Seminar: Circular non-coding RNAs – new type of players in gene regulation.
2012-05-23: by Jørgen Kjems, Department of Molecular Biology, Aarhus University on May 23rd at 11.15-12.15 in auditorium A1-01.14, Nordre sti 2, 1st floor, University of Copenhagen, LIFE, Frederiksberg.
Registration is not necessary, refreshment will be served.
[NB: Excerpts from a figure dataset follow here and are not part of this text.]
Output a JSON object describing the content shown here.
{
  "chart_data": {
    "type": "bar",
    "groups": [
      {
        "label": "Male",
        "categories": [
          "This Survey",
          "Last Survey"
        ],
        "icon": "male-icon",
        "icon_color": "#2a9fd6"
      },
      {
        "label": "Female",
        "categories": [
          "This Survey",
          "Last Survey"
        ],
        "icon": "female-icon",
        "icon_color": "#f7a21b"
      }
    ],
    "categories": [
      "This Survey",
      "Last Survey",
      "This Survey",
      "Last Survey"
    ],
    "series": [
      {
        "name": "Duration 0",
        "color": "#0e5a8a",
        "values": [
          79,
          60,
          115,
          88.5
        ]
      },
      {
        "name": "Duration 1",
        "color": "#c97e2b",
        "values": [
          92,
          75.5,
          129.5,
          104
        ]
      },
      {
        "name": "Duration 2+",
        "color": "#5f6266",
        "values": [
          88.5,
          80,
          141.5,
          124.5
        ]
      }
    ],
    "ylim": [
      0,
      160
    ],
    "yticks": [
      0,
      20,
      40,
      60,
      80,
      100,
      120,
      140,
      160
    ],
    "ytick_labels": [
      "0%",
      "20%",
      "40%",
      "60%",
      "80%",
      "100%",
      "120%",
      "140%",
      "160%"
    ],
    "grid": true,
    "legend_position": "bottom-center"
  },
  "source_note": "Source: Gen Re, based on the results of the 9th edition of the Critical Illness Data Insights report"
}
Over the last decade it has become evident that non-coding RNA by fare exceed coding RNA in the vertebrate genome and that many of them play key roles in controlling gene expression. Not surprising alterations in non-coding RNA expression also gives raise to diseases and can in fact be used as robust biomarkers for disease prognosis and diagnosis. One of the best studied groups of regulatory non-coding RNAs are microRNAs (miRNAs) that typically bind to the 3’ UTR of target mRNAs in the cytoplasm, resulting in mRNA destabilization and translational repression. We find that miRNAs can also regulate gene expression by targeting non-coding antisense transcripts in human cells. In one example we show that miRNA can accumulates in the nucleus where it directs cleavage of circular antisense transcripts resulting in a concomitant decrease in sense mRNA levels, independently of heterochromatin formation. Surprisingly, circular RNA has more global effects on gene expression then just regulating expression of protein from complimentary DNA strand. We have recently unraveled a whole new layer of regulation where circular RNA appears to regulate many other genes through a intricate network of other non-coding RNA. The circular RNA appears to accumulate to extremely high levels in a subset of brain cells where it has the potential of regulating prominent genes involved in the unset of Parkinson disease, Alzheimer disease and cancer.